Governor Asiama stated, “By creating innovative investment-linked remittance products, we can mobilise a larger share of these flows toward business expansion, infrastructure development and long-term capital formation.” He made these remarks at a post-Monetary Policy Committee meeting with bank chief executives in Accra. He added that these efforts would deepen financial markets and strengthen economic resilience.
The central bank's proposal also encourages banks to increase support for productive sectors as macroeconomic stability improves. Governor Asiama urged lenders to direct more capital toward manufacturing, agriculture, services, and export-oriented businesses.

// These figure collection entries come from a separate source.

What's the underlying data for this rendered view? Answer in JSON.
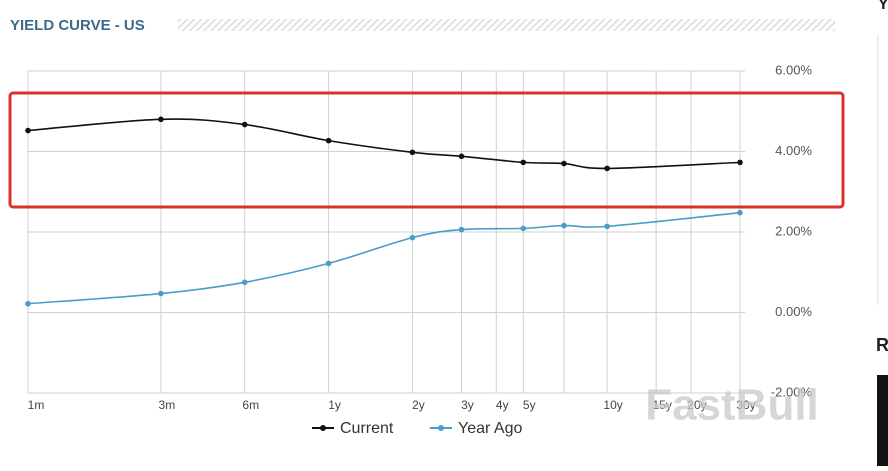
{
  "chart_data": {
    "type": "line",
    "title": "YIELD CURVE - US",
    "xscale": "log",
    "xlim": [
      1,
      360
    ],
    "xticks": [
      {
        "value": 1,
        "label": "1m"
      },
      {
        "value": 3,
        "label": "3m"
      },
      {
        "value": 6,
        "label": "6m"
      },
      {
        "value": 12,
        "label": "1y"
      },
      {
        "value": 24,
        "label": "2y"
      },
      {
        "value": 36,
        "label": "3y"
      },
      {
        "value": 48,
        "label": "4y"
      },
      {
        "value": 60,
        "label": "5y"
      },
      {
        "value": 84,
        "label": null
      },
      {
        "value": 120,
        "label": "10y"
      },
      {
        "value": 180,
        "label": "15y"
      },
      {
        "value": 240,
        "label": "20y"
      },
      {
        "value": 360,
        "label": "30y"
      }
    ],
    "ylim": [
      -2,
      6
    ],
    "yticks": [
      {
        "value": 6,
        "label": "6.00%"
      },
      {
        "value": 4,
        "label": "4.00%"
      },
      {
        "value": 2,
        "label": "2.00%"
      },
      {
        "value": 0,
        "label": "0.00%"
      },
      {
        "value": -2,
        "label": "-2.00%"
      }
    ],
    "grid": true,
    "x": [
      1,
      3,
      6,
      12,
      24,
      36,
      60,
      84,
      120,
      360
    ],
    "series": [
      {
        "name": "Current",
        "color": "#111111",
        "values": [
          4.52,
          4.8,
          4.67,
          4.27,
          3.98,
          3.88,
          3.73,
          3.7,
          3.58,
          3.73
        ]
      },
      {
        "name": "Year Ago",
        "color": "#4a9cc9",
        "values": [
          0.22,
          0.47,
          0.75,
          1.22,
          1.86,
          2.06,
          2.09,
          2.16,
          2.14,
          2.48
        ]
      }
    ],
    "legend": "bottom",
    "watermark": "FastBull"
  },
  "sidebar": {
    "heading_1": "Y",
    "heading_2": "R"
  }
}
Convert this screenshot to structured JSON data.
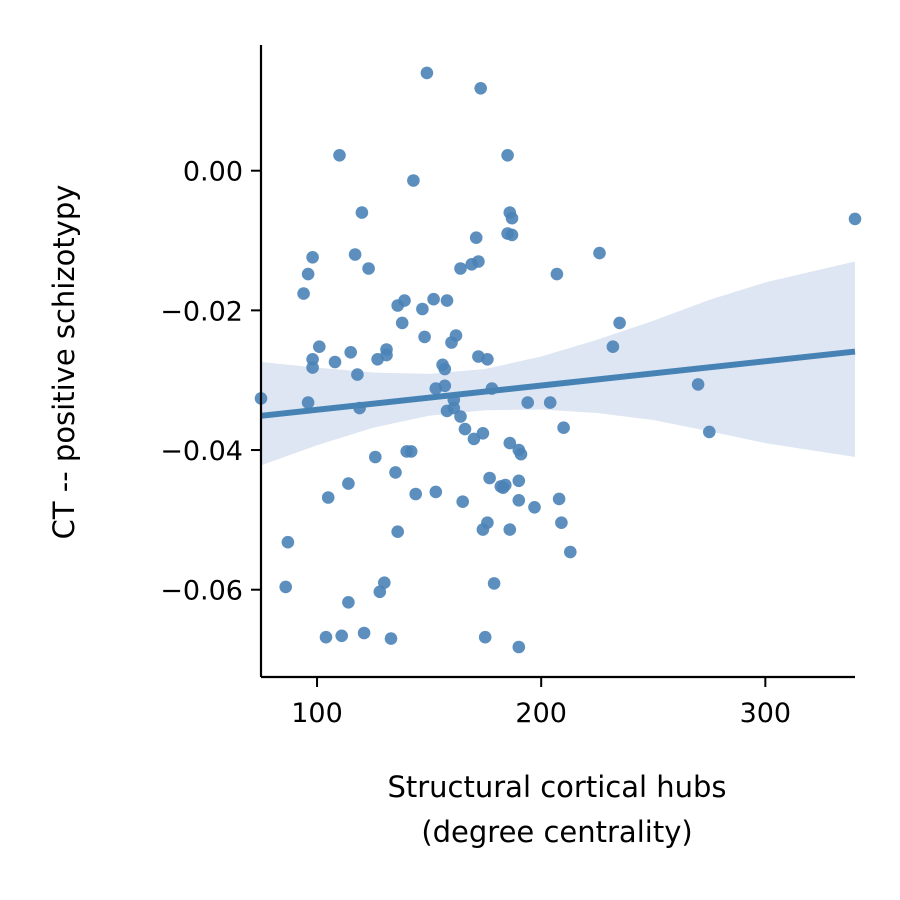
{
  "chart_data": {
    "type": "scatter",
    "title": "",
    "xlabel_lines": [
      "Structural cortical hubs",
      "(degree centrality)"
    ],
    "ylabel": "CT -- positive schizotypy",
    "xlim": [
      75,
      340
    ],
    "ylim": [
      -0.0725,
      0.018
    ],
    "xticks": [
      100,
      200,
      300
    ],
    "xtick_labels": [
      "100",
      "200",
      "300"
    ],
    "yticks": [
      0.0,
      -0.02,
      -0.04,
      -0.06
    ],
    "ytick_labels": [
      "0.00",
      "−0.02",
      "−0.04",
      "−0.06"
    ],
    "grid": false,
    "colors": {
      "points": "#4b83b7",
      "line": "#4682b4",
      "band": "#dde6f2",
      "axes": "#000000"
    },
    "regression": {
      "x": [
        75,
        340
      ],
      "y": [
        -0.0351,
        -0.0259
      ]
    },
    "confidence_band": {
      "x": [
        75,
        100,
        125,
        150,
        175,
        200,
        225,
        250,
        275,
        300,
        340
      ],
      "upper": [
        -0.0274,
        -0.0282,
        -0.0289,
        -0.0291,
        -0.0284,
        -0.0266,
        -0.0242,
        -0.0215,
        -0.0185,
        -0.016,
        -0.013
      ],
      "lower": [
        -0.0422,
        -0.0393,
        -0.0368,
        -0.0351,
        -0.0343,
        -0.0342,
        -0.0347,
        -0.0357,
        -0.0373,
        -0.039,
        -0.041
      ]
    },
    "points": [
      [
        75,
        -0.0326
      ],
      [
        87,
        -0.0532
      ],
      [
        86,
        -0.0596
      ],
      [
        94,
        -0.0176
      ],
      [
        96,
        -0.0148
      ],
      [
        98,
        -0.0124
      ],
      [
        98,
        -0.027
      ],
      [
        98,
        -0.0282
      ],
      [
        96,
        -0.0332
      ],
      [
        101,
        -0.0252
      ],
      [
        104,
        -0.0668
      ],
      [
        105,
        -0.0468
      ],
      [
        108,
        -0.0274
      ],
      [
        110,
        0.0022
      ],
      [
        111,
        -0.0666
      ],
      [
        114,
        -0.0448
      ],
      [
        114,
        -0.0618
      ],
      [
        115,
        -0.026
      ],
      [
        117,
        -0.012
      ],
      [
        118,
        -0.0292
      ],
      [
        119,
        -0.034
      ],
      [
        120,
        -0.006
      ],
      [
        121,
        -0.0662
      ],
      [
        123,
        -0.014
      ],
      [
        126,
        -0.041
      ],
      [
        127,
        -0.027
      ],
      [
        128,
        -0.0603
      ],
      [
        130,
        -0.059
      ],
      [
        131,
        -0.0256
      ],
      [
        131,
        -0.0264
      ],
      [
        133,
        -0.067
      ],
      [
        135,
        -0.0432
      ],
      [
        136,
        -0.0517
      ],
      [
        136,
        -0.0193
      ],
      [
        138,
        -0.0218
      ],
      [
        139,
        -0.0186
      ],
      [
        140,
        -0.0402
      ],
      [
        142,
        -0.0402
      ],
      [
        143,
        -0.0014
      ],
      [
        144,
        -0.0463
      ],
      [
        147,
        -0.0198
      ],
      [
        148,
        -0.0238
      ],
      [
        149,
        0.014
      ],
      [
        152,
        -0.0184
      ],
      [
        153,
        -0.0312
      ],
      [
        153,
        -0.046
      ],
      [
        156,
        -0.0278
      ],
      [
        157,
        -0.0284
      ],
      [
        157,
        -0.0308
      ],
      [
        158,
        -0.0344
      ],
      [
        158,
        -0.0186
      ],
      [
        160,
        -0.0246
      ],
      [
        161,
        -0.034
      ],
      [
        161,
        -0.0328
      ],
      [
        162,
        -0.0236
      ],
      [
        164,
        -0.014
      ],
      [
        164,
        -0.0352
      ],
      [
        165,
        -0.0474
      ],
      [
        166,
        -0.037
      ],
      [
        169,
        -0.0134
      ],
      [
        170,
        -0.0384
      ],
      [
        171,
        -0.0096
      ],
      [
        172,
        -0.013
      ],
      [
        172,
        -0.0266
      ],
      [
        173,
        0.0118
      ],
      [
        174,
        -0.0514
      ],
      [
        174,
        -0.0376
      ],
      [
        175,
        -0.0668
      ],
      [
        176,
        -0.0504
      ],
      [
        176,
        -0.027
      ],
      [
        177,
        -0.044
      ],
      [
        178,
        -0.0312
      ],
      [
        179,
        -0.0591
      ],
      [
        182,
        -0.0452
      ],
      [
        183,
        -0.0454
      ],
      [
        184,
        -0.045
      ],
      [
        185,
        0.0022
      ],
      [
        185,
        -0.009
      ],
      [
        186,
        -0.006
      ],
      [
        186,
        -0.0514
      ],
      [
        186,
        -0.039
      ],
      [
        187,
        -0.0092
      ],
      [
        187,
        -0.0068
      ],
      [
        190,
        -0.0444
      ],
      [
        190,
        -0.04
      ],
      [
        190,
        -0.0472
      ],
      [
        190,
        -0.0682
      ],
      [
        191,
        -0.0406
      ],
      [
        194,
        -0.0332
      ],
      [
        197,
        -0.0482
      ],
      [
        204,
        -0.0332
      ],
      [
        207,
        -0.0148
      ],
      [
        208,
        -0.047
      ],
      [
        209,
        -0.0504
      ],
      [
        210,
        -0.0368
      ],
      [
        213,
        -0.0546
      ],
      [
        226,
        -0.0118
      ],
      [
        232,
        -0.0252
      ],
      [
        235,
        -0.0218
      ],
      [
        270,
        -0.0306
      ],
      [
        275,
        -0.0374
      ],
      [
        340,
        -0.0069
      ]
    ]
  }
}
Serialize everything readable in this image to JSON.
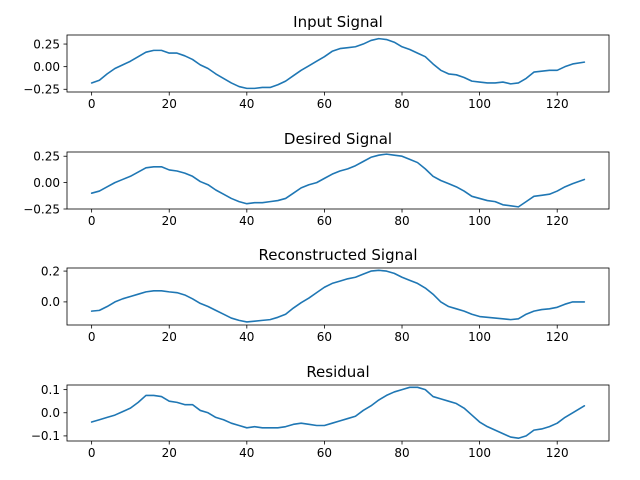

He emphasised that the long-term sustainability of the financial system relies on the performance of the real economy.
The economy shows resilience despite global uncertainties. The Monetary Policy Committee recently maintained the policy rate at 14 percent, balancing inflation risks and growth. Headline inflation marginally increased to 3.7 percent in May from 3.2 percent in March, but core inflation continues to decline. This suggests underlying price pressures remain contained within acceptable limits.
Economic activity has accelerated, with the Bank of Ghana’s Composite Index of Economic Activity expanding by 12.6 percent in March. This compares to 2.3 percent in the same period last year. Stronger private-sector credit, industrial production, trade, and consumption support this growth. Fiscal conditions have also improved, with a fiscal surplus of 0.1 percent of gross domestic product in the first quarter, exceeding expectations.
The banking sector itself shows signs of strengthening. Total industry assets increased by 26.6 percent year-on-year to GHS 493.9 billion. The Capital Adequacy Ratio rose to 22.3 percent from 17.5 percent a year earlier. The non-performing loan ratio declined to 18.0 percent from 23.6 percent, indicating improved asset quality. However, Governor Asiama cautioned against elevated credit risks and urged stronger underwriting standards.
The challenge for policymakers and financial institutions is to translate this stability into broader economic prosperity. Mobilising remittance inflows into investment vehicles, coupled with stronger bank financing for productive sectors, offers a solution. This approach provides an additional source of long-term capital needed to support business growth and exports. Governor Asiama concluded, “The challenge before us is not merely to preserve stability but to transform stability into prosperity.”